Helping others has given Chris's life purpose and meaning. Like so many young people I meet through my Trust, this young man demonstrates why it is important to believe in young people - and Chris isn't alone in his success.
Every year, my Trust supports more than 40,000 disadvantaged young people who, like Chris, asked for help.
Many will have struggled at school or experienced long-term unemployment. Others will have been in trouble with the law or grown up in care.
Yet, in spite of such difficulties, more than three in four of them have moved into jobs, education or training. Their phenomenal successes speak volumes about the importance of second chances.
The Prince's Trust award at Pride of Britain recognises young people who have made the most of these second chances. Having faced issues such as homelessness, drug addiction and depression, they have not only turned their own lives around, but are now giving back to those around them. Four years ago, a much-deserved round of applause filled the room for Samantha Block, a young lady whom I had the great pleasure of meeting personally.
Samantha grew up in 20 different care homes.
Confused and angry, her education suffered and she left school at 15 years of age. With support from The Prince's Trust Team programme, Samantha began to overcome her obstacles and get her life back on track.
She later gained enough confidence to speak out on behalf of many others, addressing influential people about issues that really matter to those growing up in care.
Since winning her award, Samantha has worked hard to gain new qualifications and is pursuing a career in care work. In her spare time, she acts as an adviser to the General Social Care Council.

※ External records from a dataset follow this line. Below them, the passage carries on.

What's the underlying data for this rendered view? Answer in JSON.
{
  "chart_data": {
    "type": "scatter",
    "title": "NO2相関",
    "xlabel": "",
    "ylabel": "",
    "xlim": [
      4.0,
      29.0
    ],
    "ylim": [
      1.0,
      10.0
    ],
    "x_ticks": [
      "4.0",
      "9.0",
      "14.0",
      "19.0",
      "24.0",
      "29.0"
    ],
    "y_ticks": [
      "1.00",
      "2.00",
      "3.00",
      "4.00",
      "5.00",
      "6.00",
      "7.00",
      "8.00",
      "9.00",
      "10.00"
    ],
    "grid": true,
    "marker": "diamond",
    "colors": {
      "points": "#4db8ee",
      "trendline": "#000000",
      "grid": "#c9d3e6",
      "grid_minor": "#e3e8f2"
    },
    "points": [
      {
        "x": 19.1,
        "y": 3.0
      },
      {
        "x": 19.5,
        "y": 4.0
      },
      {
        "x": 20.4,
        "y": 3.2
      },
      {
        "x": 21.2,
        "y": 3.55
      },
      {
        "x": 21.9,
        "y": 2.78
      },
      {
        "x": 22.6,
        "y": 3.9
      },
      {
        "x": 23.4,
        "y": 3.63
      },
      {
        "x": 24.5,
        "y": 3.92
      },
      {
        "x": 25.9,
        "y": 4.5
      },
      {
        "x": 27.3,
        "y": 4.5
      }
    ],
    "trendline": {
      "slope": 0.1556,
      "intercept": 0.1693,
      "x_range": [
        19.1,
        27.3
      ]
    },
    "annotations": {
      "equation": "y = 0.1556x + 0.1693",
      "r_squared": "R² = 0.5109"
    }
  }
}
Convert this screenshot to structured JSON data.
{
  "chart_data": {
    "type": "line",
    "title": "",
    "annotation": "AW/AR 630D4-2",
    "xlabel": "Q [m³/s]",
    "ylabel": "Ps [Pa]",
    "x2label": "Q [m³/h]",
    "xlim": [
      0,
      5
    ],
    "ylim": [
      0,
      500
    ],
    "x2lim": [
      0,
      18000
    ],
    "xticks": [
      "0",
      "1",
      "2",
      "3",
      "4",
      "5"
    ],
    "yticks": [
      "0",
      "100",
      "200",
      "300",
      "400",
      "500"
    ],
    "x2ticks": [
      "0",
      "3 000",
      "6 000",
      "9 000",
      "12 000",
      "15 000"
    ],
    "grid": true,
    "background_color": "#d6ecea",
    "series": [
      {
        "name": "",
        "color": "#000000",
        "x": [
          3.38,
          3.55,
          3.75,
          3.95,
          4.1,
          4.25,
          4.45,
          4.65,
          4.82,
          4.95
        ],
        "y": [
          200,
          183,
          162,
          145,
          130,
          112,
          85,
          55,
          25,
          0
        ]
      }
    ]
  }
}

Another winner who has impressed me over the years is Mark Johnson, who took home The Prince's Trust Young Achiever of the Year award in 2005.
For 15 years he had been, seemingly hopelessly, trapped in a vicious cycle of drug addiction, crime and homelessness.
With support from The Prince's Trust, Mark started his own tree surgery business, employing people who were overcoming issues in their own lives. More recently, Mark has set up a charity - User Voice - supporting other former offenders.
It is so very important to recognise success when we see it, especially in those who have battled harder than most to achieve it.
All too often, it is those who have strived hardest to achieve success against the odds who are in the strongest position to help others do the same.
The Prince's Trust Young Achiever of the Year category serves as a sad reminder to us all of exactly how far a young person's life can spiral out of control.
Serious challenges such as abuse, homelessness, unemployment and estrangement from one's family can lead many young people down a well-trodden path to a life of underachievement and crime.
The award also reminds us that, with a second chance from an organisation like The Prince's Trust, these very same individuals can transform their lives for good.
Our award winners show that, with the right support and guidance from people who really care, young people can escape a life of disappointment to inspire many others to follow in their footsteps.